WASHINGTON — The senior civilian official who managed the military's largest contract in Iraq says he was reassigned in 2004 when he refused to approve more than $1 billion in charges to KBR until the Houston company provided credible spending records, The New York Times reported.
"They had a gigantic amount of costs they couldn't justify," retired Army official Charles M. Smith told the Times in a story posted on its Web site Monday night. "Ultimately, the money that was going to KBR was money being taken away from the troops, and I wasn't going to do that."
Smith said he was reassigned and that most of the payments he had questioned were later approved.
The Times reported that Army officials denied that Smith had been replaced because of the dispute. They told the newspaper that his decision to block the payments could have eroded basic services to troops.
"We could not let operational support suffer because of some other things," Jeffrey P. Parsons, executive director of the Army Contracting Command, told the Times.
The KBR contract with the Pentagon has cost more than $20 billion so far, the Times reported. Smith, a civilian employee of the Army for 31 years, told the newspaper that he waited until after he had retired, in February, to speak out.
'some other things" how quaintly transparently evasive.
The fact that Halliburton has been the only victor in Iraq speaks volumes for the @!$%# Americans simply put up with.
Honestly, you deserve all the theft halliburton is responsible for, you know it, they know it and you can get on the inter-tubes and vent if it pleases you but you are collectively patsies too scared/tired/indifferent/comfortable/stupid to care enough to do anything about it and news pieces like this simply reinforce your powerlessness. If they army guys in charge can't do anything then why should you bother right? It's your kids problem.

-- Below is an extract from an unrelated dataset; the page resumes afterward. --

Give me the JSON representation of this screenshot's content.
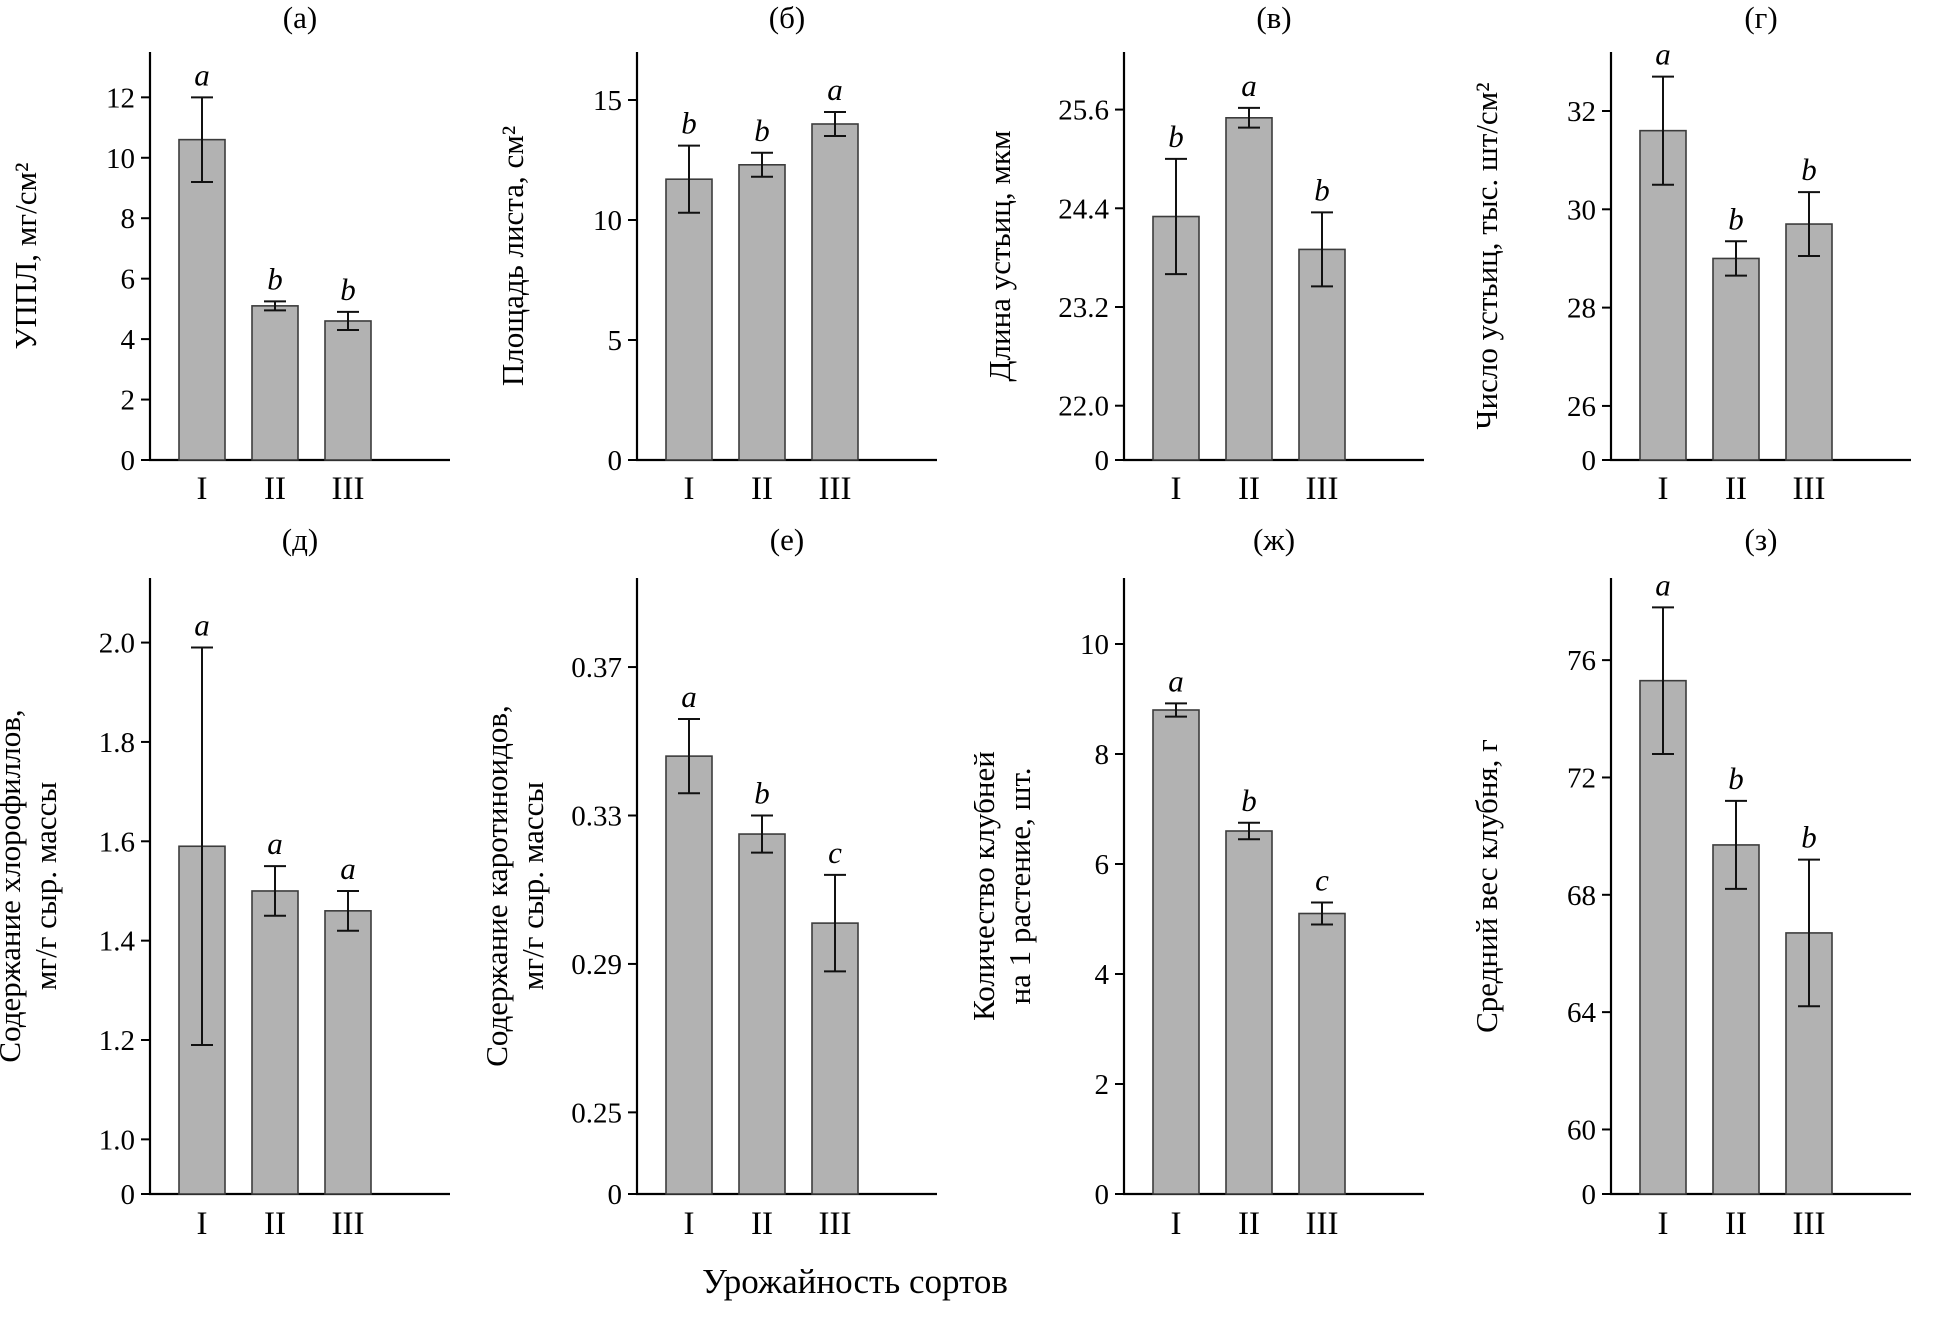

Oh, I dunno...there are other winners. Regional food service contractors and truckers, mostly from Kuwait and Turkey, are making a killing. Blackwater's sucking a million a day out of taxpayer pockets...
The senior civilian official who managed the military's largest contract in Iraq says he was reassigned in 2004 when he refused to approve more than $1 billion in charges to KBR until the Houston company provided credible spending records, The New York Times reported.
Surely the Army had a good reason to replace him then, right?
The Times reported that Army officials denied that Smith had been replaced because of the dispute. They told the newspaper that his decision to block the payments could have eroded basic services to troops.
But wait, when you're spending taxpayer money, shouldn't you be allowed to ask for credible spending records FIRST? No wonder so much money has been wasted in Iraq with officials like these in charge. And if he wasn't replaced because of the dispute, why was he replaced?